It is in this sense that a complex problem -- readily recognized as a so-called "wicked problem" in policy terms -- can be understood as a black hole in astrophysical terms. That metaphor is notably used for financial deficits, especially those recognized in public finances at the global level (Rodrigue Tremblay, Financial Black Holes and Economic Stagnation, Global Research, 19 October 2011).
Engaging with that global problematique, any global resolutique might then be framed as a strategic white hole. In astrophysics this is a hypothetical region of spacetime which cannot be entered from the outside, although matter and light can escape from it. In this sense, it is the reverse of a black hole, which can only be entered from the outside, from which nothing, including light, can escape.
The terms problematique and resolutique have been variously promoted in documents of the Club of Rome, as separately discussed (Imagining the Real Challenge and Realizing the Imaginal Pathway of Sustainable Transformation, 2007). Little use has been made of white hole as a metaphor, however, with the notable exception of a work by Peter Russell (White Hole in Time: our future evolution and the meaning of now, 1992).

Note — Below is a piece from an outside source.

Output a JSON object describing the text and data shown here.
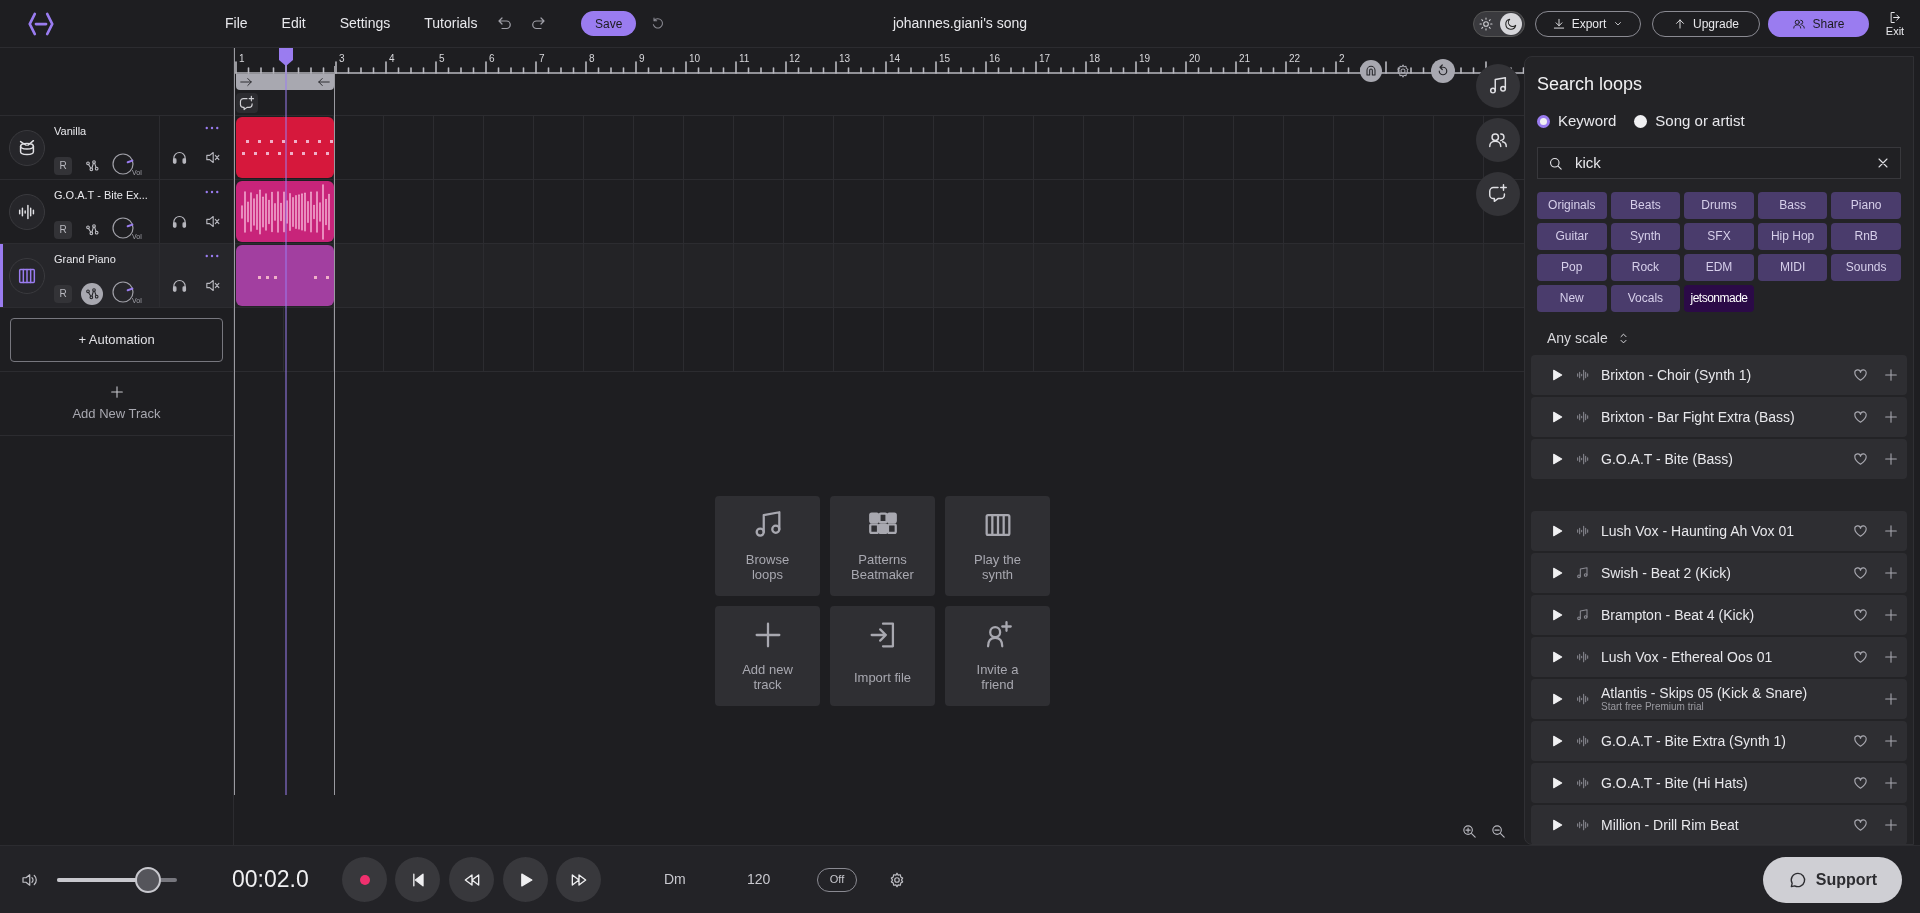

Mixing metaphors, the issue of the times is how problematique and resolutique -- as black hole and white hole -- then engage with each other. Within the global community this encounter can be explored in terms of a marriage. The challenge is then the archetypal one of that between Beauty and the Beast, potentially framed as that between poetry-making and policy-making (Poetry-making and Policy-making: arranging a marriage between Beauty and the Beast, 1993). It is with respect to the manner in which engagement and marriage are framed that the role of the "officiant" is of such apparent significance. Naturally both the Secretary-General of the United Nations and the Pope of the Catholic Church are prominently positioned on a moral high ground -- seeing themselves so, and as eminently qualified to pronounce on the dynamics of the process.
Is there anything that can be learned from mixing metaphors in this way, such as to reframe fruitfully the futile pattern to which so many in the global community are habituated?
There is no lack of declarations by officiants, on behalf of the constituencies they represent in particular, regarding aspects of the global problematique, its immediate implications and its consequences in the longer term. The officiants are skilled at framing woe, although they may well be highly selective regarding which features of the global problematique feature in such declarations. As with preachers of the past, it is through rhetoric regarding the "hell fire" which awaits humanity that officiants position themselves as the voice of responsible authority.
Arguably the officiants are tardy, if not very tardy, in reflecting concerns which others have long expressed. Typically they are subject to pressures from vested interests to whom they are beholden and who are anxious that prominence not be given to certain issues. This has been remarkably evident in the case of climate change. The pressures on UN Earth Summits are a demonstration of this, as was well demonstrated by the UN Climate Change Conference (Copenhagen, 2009), as separately discussed (United Nations Overpopulation Denial Conference exploring the underside of climate change, 2009; Insights for the Future from the Change of Climate in Copenhagen, 2010).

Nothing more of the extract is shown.